The best-preserved of the Mastichochoria has the architectural structure typical of a fortified village, with labyrinthine cobbled streets and vaulted passages beneath the balconies of the stone houses. Visit the 15th-century church of the Old Taxiarch to admire its ornate carved wooden icon screen, a superb example of local craftsmanship.

Tastes of Chios

If you choose one of the itineraries for Chios, don’t miss the opportunity to sample its gastronomy, which often incorporates mastic or the delicious citrus fruits of the Kambos, including a local variety of mandarin.

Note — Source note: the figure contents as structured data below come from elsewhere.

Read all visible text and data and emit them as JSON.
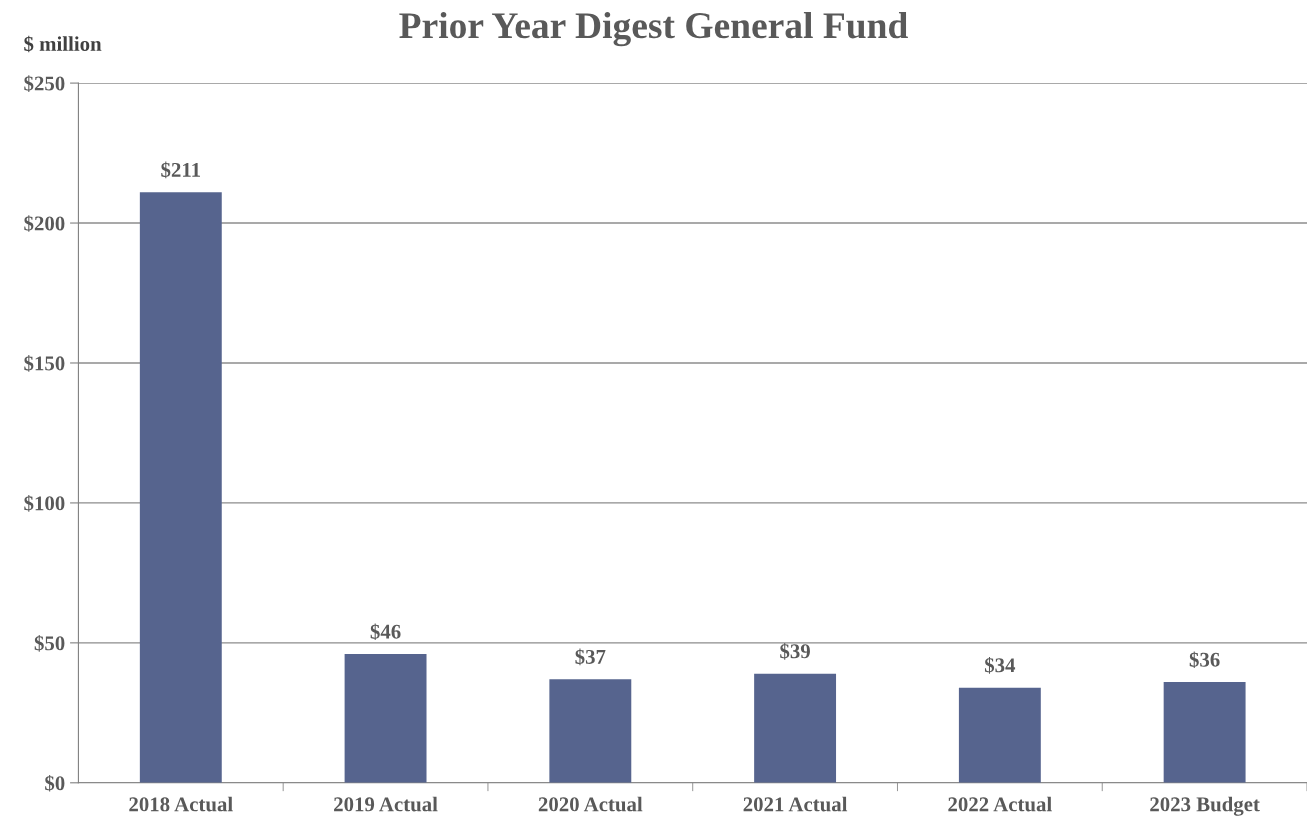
{
  "chart_data": {
    "type": "bar",
    "title": "Prior Year Digest General Fund",
    "ylabel": "$ million",
    "categories": [
      "2018 Actual",
      "2019 Actual",
      "2020 Actual",
      "2021 Actual",
      "2022 Actual",
      "2023 Budget"
    ],
    "values": [
      211,
      46,
      37,
      39,
      34,
      36
    ],
    "value_labels": [
      "$211",
      "$46",
      "$37",
      "$39",
      "$34",
      "$36"
    ],
    "color": "#56648e",
    "ylim": [
      0,
      250
    ],
    "yticks": [
      {
        "value": 0,
        "label": "$0"
      },
      {
        "value": 50,
        "label": "$50"
      },
      {
        "value": 100,
        "label": "$100"
      },
      {
        "value": 150,
        "label": "$150"
      },
      {
        "value": 200,
        "label": "$200"
      },
      {
        "value": 250,
        "label": "$250"
      }
    ],
    "grid": "y",
    "legend": false
  }
}
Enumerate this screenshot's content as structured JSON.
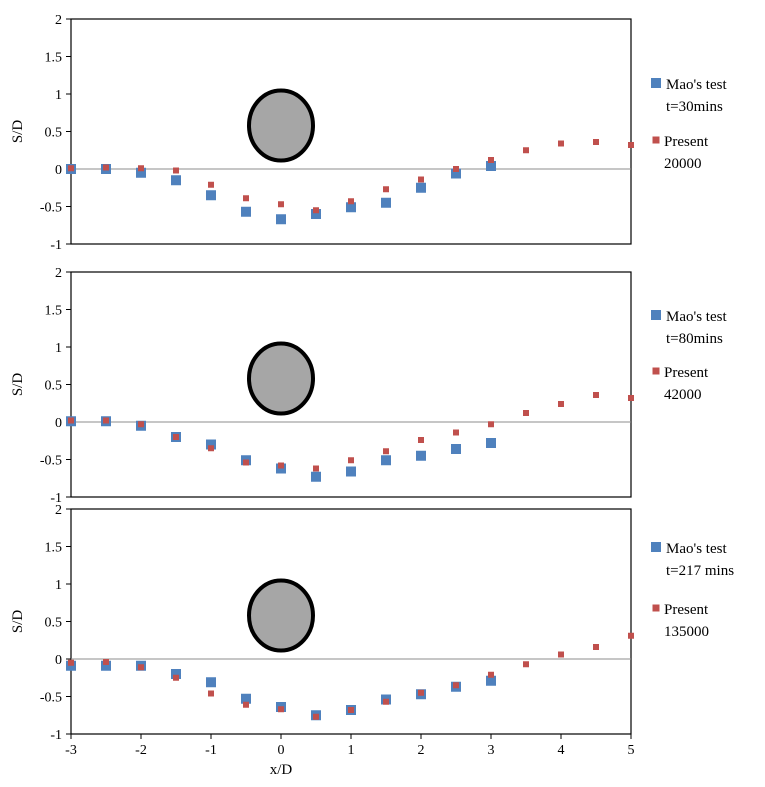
{
  "chart_data": [
    {
      "type": "scatter",
      "title": "",
      "xlabel": "",
      "ylabel": "S/D",
      "xlim": [
        -3,
        5
      ],
      "ylim": [
        -1,
        2
      ],
      "yticks": [
        "-1",
        "-0.5",
        "0",
        "0.5",
        "1",
        "1.5",
        "2"
      ],
      "xticks": [],
      "grid": false,
      "legend_position": "right",
      "colors": {
        "mao": "#4f81bd",
        "present": "#c0504d"
      },
      "series": [
        {
          "name": "Mao's test t=30mins",
          "legend_lines": [
            "Mao's test",
            "t=30mins"
          ],
          "marker": "square",
          "x": [
            -3,
            -2.5,
            -2,
            -1.5,
            -1,
            -0.5,
            0,
            0.5,
            1,
            1.5,
            2,
            2.5,
            3
          ],
          "y": [
            0.0,
            0.0,
            -0.05,
            -0.15,
            -0.35,
            -0.57,
            -0.67,
            -0.6,
            -0.51,
            -0.45,
            -0.25,
            -0.06,
            0.04
          ]
        },
        {
          "name": "Present 20000",
          "legend_lines": [
            "Present",
            "20000"
          ],
          "marker": "small-square",
          "x": [
            -3,
            -2.5,
            -2,
            -1.5,
            -1,
            -0.5,
            0,
            0.5,
            1,
            1.5,
            2,
            2.5,
            3,
            3.5,
            4,
            4.5,
            5
          ],
          "y": [
            0.01,
            0.02,
            0.01,
            -0.02,
            -0.21,
            -0.39,
            -0.47,
            -0.55,
            -0.43,
            -0.27,
            -0.14,
            0.0,
            0.12,
            0.25,
            0.34,
            0.36,
            0.32
          ]
        }
      ]
    },
    {
      "type": "scatter",
      "title": "",
      "xlabel": "",
      "ylabel": "S/D",
      "xlim": [
        -3,
        5
      ],
      "ylim": [
        -1,
        2
      ],
      "yticks": [
        "-1",
        "-0.5",
        "0",
        "0.5",
        "1",
        "1.5",
        "2"
      ],
      "xticks": [],
      "grid": false,
      "legend_position": "right",
      "colors": {
        "mao": "#4f81bd",
        "present": "#c0504d"
      },
      "series": [
        {
          "name": "Mao's test t=80mins",
          "legend_lines": [
            "Mao's test",
            "t=80mins"
          ],
          "marker": "square",
          "x": [
            -3,
            -2.5,
            -2,
            -1.5,
            -1,
            -0.5,
            0,
            0.5,
            1,
            1.5,
            2,
            2.5,
            3
          ],
          "y": [
            0.01,
            0.01,
            -0.05,
            -0.2,
            -0.3,
            -0.51,
            -0.62,
            -0.73,
            -0.66,
            -0.51,
            -0.45,
            -0.36,
            -0.28
          ]
        },
        {
          "name": "Present 42000",
          "legend_lines": [
            "Present",
            "42000"
          ],
          "marker": "small-square",
          "x": [
            -3,
            -2.5,
            -2,
            -1.5,
            -1,
            -0.5,
            0,
            0.5,
            1,
            1.5,
            2,
            2.5,
            3,
            3.5,
            4,
            4.5,
            5
          ],
          "y": [
            0.02,
            0.02,
            -0.03,
            -0.2,
            -0.35,
            -0.54,
            -0.58,
            -0.62,
            -0.51,
            -0.39,
            -0.24,
            -0.14,
            -0.03,
            0.12,
            0.24,
            0.36,
            0.32
          ]
        }
      ]
    },
    {
      "type": "scatter",
      "title": "",
      "xlabel": "x/D",
      "ylabel": "S/D",
      "xlim": [
        -3,
        5
      ],
      "ylim": [
        -1,
        2
      ],
      "yticks": [
        "-1",
        "-0.5",
        "0",
        "0.5",
        "1",
        "1.5",
        "2"
      ],
      "xticks": [
        "-3",
        "-2",
        "-1",
        "0",
        "1",
        "2",
        "3",
        "4",
        "5"
      ],
      "grid": false,
      "legend_position": "right",
      "colors": {
        "mao": "#4f81bd",
        "present": "#c0504d"
      },
      "series": [
        {
          "name": "Mao's test t=217 mins",
          "legend_lines": [
            "Mao's test",
            "t=217 mins"
          ],
          "marker": "square",
          "x": [
            -3,
            -2.5,
            -2,
            -1.5,
            -1,
            -0.5,
            0,
            0.5,
            1,
            1.5,
            2,
            2.5,
            3
          ],
          "y": [
            -0.09,
            -0.09,
            -0.09,
            -0.2,
            -0.31,
            -0.53,
            -0.64,
            -0.75,
            -0.68,
            -0.54,
            -0.47,
            -0.37,
            -0.29
          ]
        },
        {
          "name": "Present 135000",
          "legend_lines": [
            "Present",
            "135000"
          ],
          "marker": "small-square",
          "x": [
            -3,
            -2.5,
            -2,
            -1.5,
            -1,
            -0.5,
            0,
            0.5,
            1,
            1.5,
            2,
            2.5,
            3,
            3.5,
            4,
            4.5,
            5
          ],
          "y": [
            -0.05,
            -0.04,
            -0.11,
            -0.25,
            -0.46,
            -0.61,
            -0.67,
            -0.77,
            -0.68,
            -0.57,
            -0.45,
            -0.35,
            -0.21,
            -0.07,
            0.06,
            0.16,
            0.31
          ]
        }
      ]
    }
  ]
}
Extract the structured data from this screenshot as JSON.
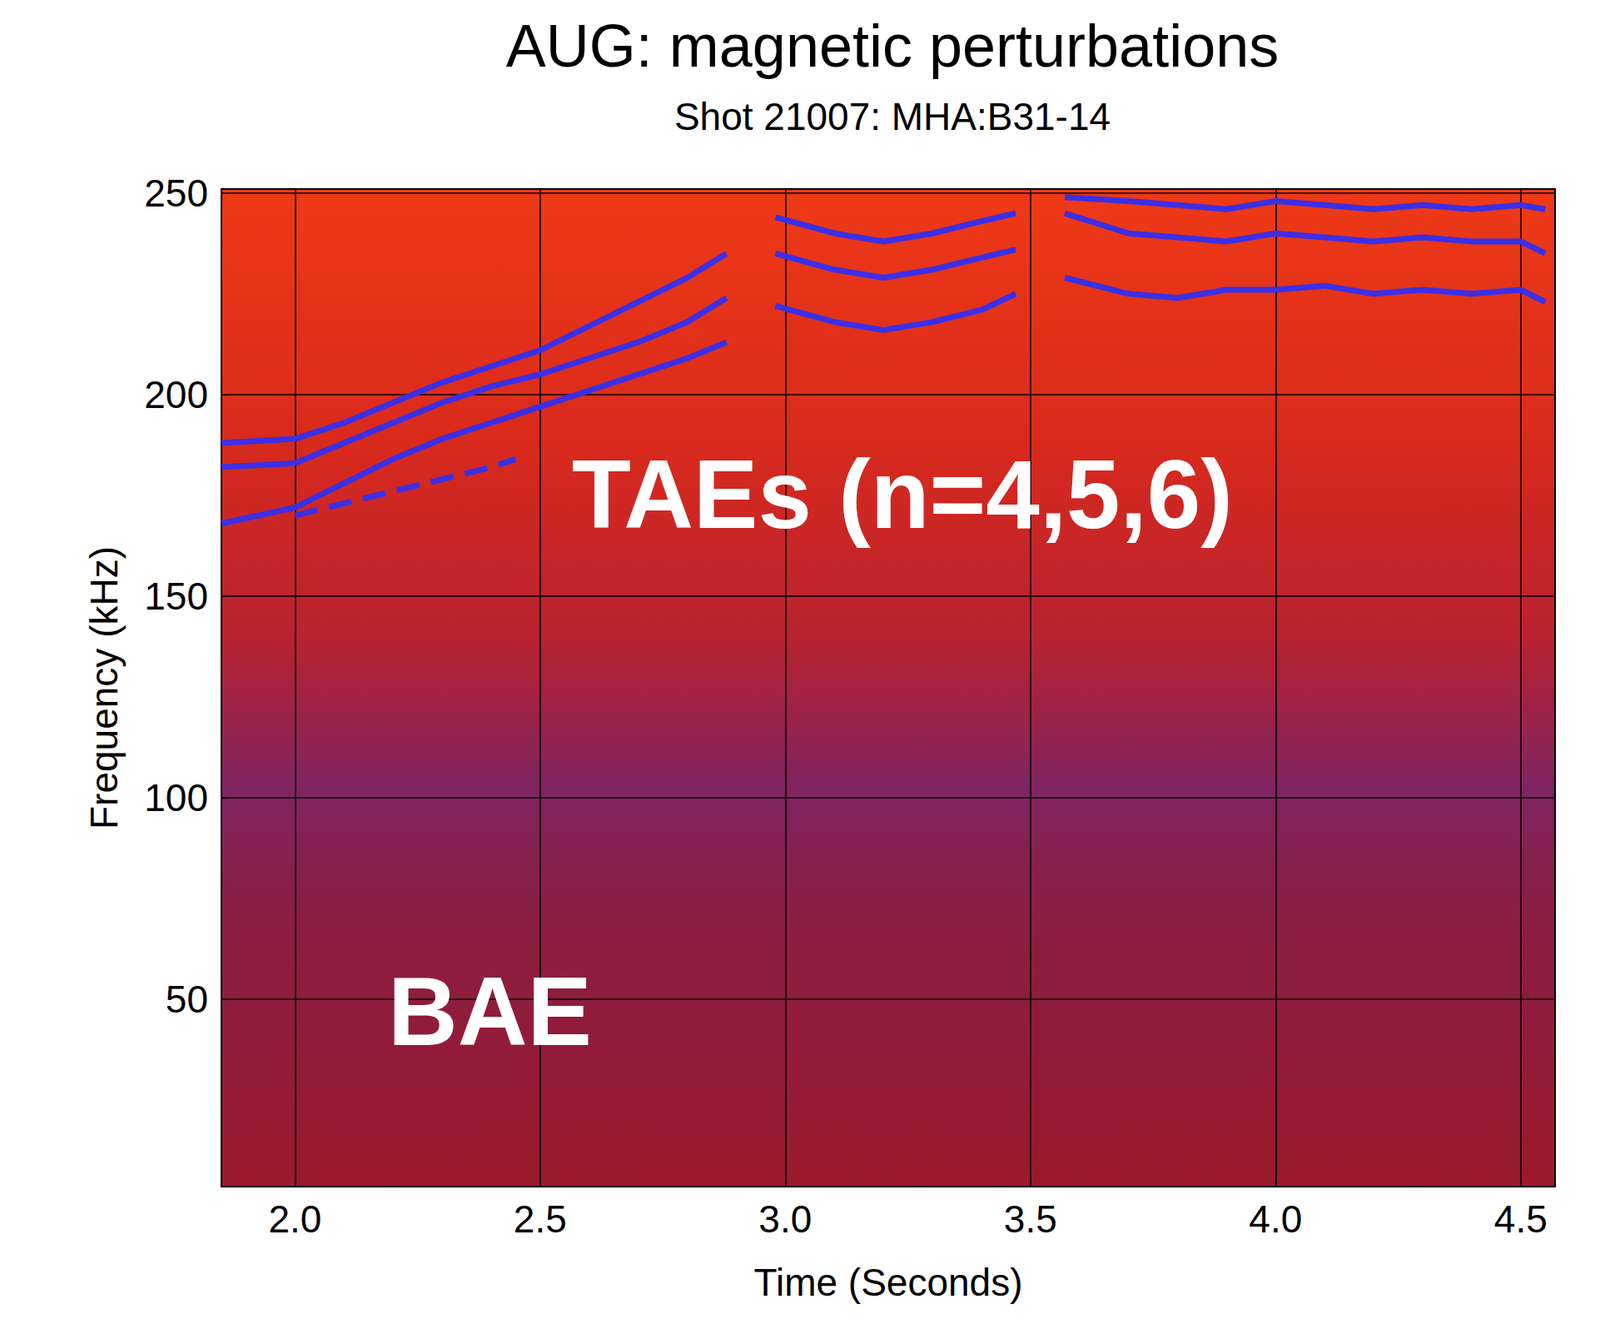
{
  "chart_data": {
    "type": "line",
    "title": "AUG: magnetic perturbations",
    "subtitle": "Shot 21007: MHA:B31-14",
    "x_label": "Time (Seconds)",
    "y_label": "Frequency (kHz)",
    "annotations": [
      "TAEs (n=4,5,6)",
      "BAE"
    ],
    "xlim": [
      1.85,
      4.57
    ],
    "xticks": [
      {
        "value": 2,
        "label": "2.0"
      },
      {
        "value": 2.5,
        "label": "2.5"
      },
      {
        "value": 3,
        "label": "3.0"
      },
      {
        "value": 3.5,
        "label": "3.5"
      },
      {
        "value": 4,
        "label": "4.0"
      },
      {
        "value": 4.5,
        "label": "4.5"
      }
    ],
    "ylim": [
      3.5,
      251
    ],
    "yticks": [
      50,
      100,
      150,
      200,
      250
    ],
    "grid": true,
    "series": [
      {
        "color": "#3b2fe6",
        "line_style": "solid",
        "x": [
          1.85,
          2.0,
          2.1,
          2.2,
          2.3,
          2.4,
          2.5,
          2.6,
          2.7,
          2.8,
          2.88,
          2.93,
          2.98,
          3.1,
          3.2,
          3.3,
          3.4,
          3.47,
          3.52,
          3.57,
          3.7,
          3.8,
          3.9,
          4.0,
          4.1,
          4.2,
          4.3,
          4.4,
          4.5,
          4.55
        ],
        "values": [
          188,
          189,
          193,
          198,
          203,
          207,
          211,
          217,
          223,
          229,
          235,
          null,
          244,
          240,
          238,
          240,
          243,
          245,
          null,
          249,
          248,
          247,
          246,
          248,
          247,
          246,
          247,
          246,
          247,
          246
        ]
      },
      {
        "color": "#3b2fe6",
        "line_style": "solid",
        "x": [
          1.85,
          2.0,
          2.1,
          2.2,
          2.3,
          2.4,
          2.5,
          2.6,
          2.7,
          2.8,
          2.88,
          2.93,
          2.98,
          3.1,
          3.2,
          3.3,
          3.4,
          3.47,
          3.52,
          3.57,
          3.7,
          3.8,
          3.9,
          4.0,
          4.1,
          4.2,
          4.3,
          4.4,
          4.5,
          4.55
        ],
        "values": [
          182,
          183,
          188,
          193,
          198,
          202,
          205,
          209,
          213,
          218,
          224,
          null,
          235,
          231,
          229,
          231,
          234,
          236,
          null,
          245,
          240,
          239,
          238,
          240,
          239,
          238,
          239,
          238,
          238,
          235
        ]
      },
      {
        "color": "#3b2fe6",
        "line_style": "solid",
        "x": [
          1.85,
          2.0,
          2.1,
          2.2,
          2.3,
          2.4,
          2.5,
          2.6,
          2.7,
          2.8,
          2.88,
          2.93,
          2.98,
          3.1,
          3.2,
          3.3,
          3.4,
          3.47,
          3.52,
          3.57,
          3.7,
          3.8,
          3.9,
          4.0,
          4.1,
          4.2,
          4.3,
          4.4,
          4.5,
          4.55
        ],
        "values": [
          168,
          172,
          178,
          184,
          189,
          193,
          197,
          201,
          205,
          209,
          213,
          null,
          222,
          218,
          216,
          218,
          221,
          225,
          null,
          229,
          225,
          224,
          226,
          226,
          227,
          225,
          226,
          225,
          226,
          223
        ]
      },
      {
        "color": "#3b2fe6",
        "line_style": "dashed",
        "x": [
          2.0,
          2.1,
          2.2,
          2.3,
          2.4,
          2.45
        ],
        "values": [
          170,
          173,
          176,
          179,
          182,
          184
        ]
      }
    ]
  }
}
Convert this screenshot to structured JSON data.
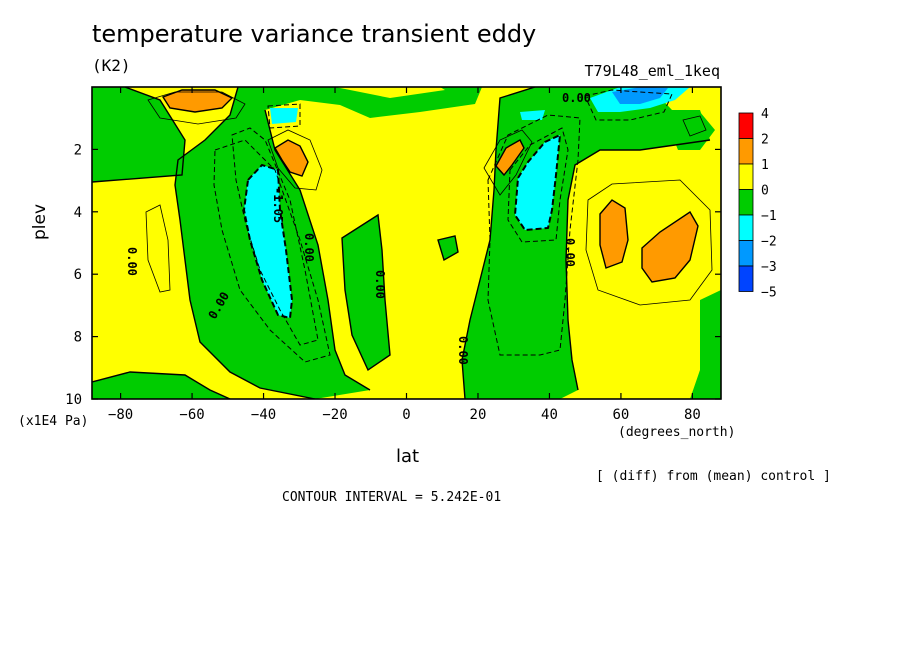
{
  "chart_data": {
    "type": "contour",
    "title": "temperature variance transient eddy",
    "units": "(K2)",
    "experiment": "T79L48_eml_1keq",
    "xlabel": "lat",
    "xunits": "(degrees_north)",
    "ylabel": "plev",
    "yunits": "(x1E4 Pa)",
    "x_ticks": [
      -80,
      -60,
      -40,
      -20,
      0,
      20,
      40,
      60,
      80
    ],
    "x_tick_labels": [
      "-80",
      "-60",
      "-40",
      "-20",
      "0",
      "20",
      "40",
      "60",
      "80"
    ],
    "xlim": [
      -88,
      88
    ],
    "y_ticks": [
      2,
      4,
      6,
      8,
      10
    ],
    "ylim": [
      0,
      10
    ],
    "y_reversed": true,
    "note": "[ (diff) from (mean) control ]",
    "contour_interval_label": "CONTOUR INTERVAL = 5.242E-01",
    "contour_labels": [
      "0.00",
      "0.00",
      "0.00",
      "0.00",
      "0.00",
      "0.00",
      "0.00",
      "-1.05"
    ],
    "colorbar": {
      "levels": [
        "4",
        "2",
        "1",
        "0",
        "-1",
        "-2",
        "-3",
        "-5"
      ],
      "colors": [
        "#ff0000",
        "#ff9a00",
        "#ffff00",
        "#00cc00",
        "#00ffff",
        "#0099ff",
        "#0044ff"
      ]
    },
    "regions": [
      {
        "label": "warm maximum, upper SH",
        "lat": -60,
        "plev": 0.5,
        "class": "1 to 2"
      },
      {
        "label": "warm core",
        "lat": -35,
        "plev": 2.3,
        "class": "1 to 2"
      },
      {
        "label": "cold core",
        "lat": -40,
        "plev": 4.8,
        "class": "-2 to -1"
      },
      {
        "label": "warm core",
        "lat": 32,
        "plev": 2.2,
        "class": "1 to 2"
      },
      {
        "label": "cold core",
        "lat": 37,
        "plev": 3.5,
        "class": "-2 to -1"
      },
      {
        "label": "cold maximum, upper NH",
        "lat": 60,
        "plev": 0.5,
        "class": "-3 to -2"
      },
      {
        "label": "warm region",
        "lat": 70,
        "plev": 5.0,
        "class": "1 to 2"
      }
    ]
  }
}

The island produces the famous Chios mastelo (soft white cheese), as well as kourmades (wrinkled olives flavoured with mastic).

The local cuisine offers a wide variety of flavours and mouth-watering mezes. Try marathokeftedes (fennel rissoles), tabouropita (pumpkin pie), malathropita (wild fennel pie), melitzanopilafo (rice and aubergine), spicy kopanisti cheese pies, sfouggato (omelette) with koutsounades (poppy leaves), avgokalamara (small omelettes with minced meat), and goat baked in a clay pot.

For lovers of fish and seafood, begoto (a fried pie of local whitebait or smelt) and liokafto (sun-dried fish dressed with oil and vinegar and herbs) are two of the island’s favourite delicacies.

One of the most popular treats on Chios is masourakia (crunchy flutes of filo pastry filled with honey and almonds).

Also, don’t miss the opportunity to sample the fantastic fruit preserves (flavours include bitter orange, lemon blossom, and mandarin), which go wonderfully with yogurt.

Chios was known in antiquity for the excellence of its “Ariousios Oinos” wine. Today, the island’s reds from the Krasero and Agiannitis varieties are well worth trying.

For good ouzo and souma (raki), try a family distillery, while the local microbrewery produces a fresh beer flavoured with mastic or citrus fruit.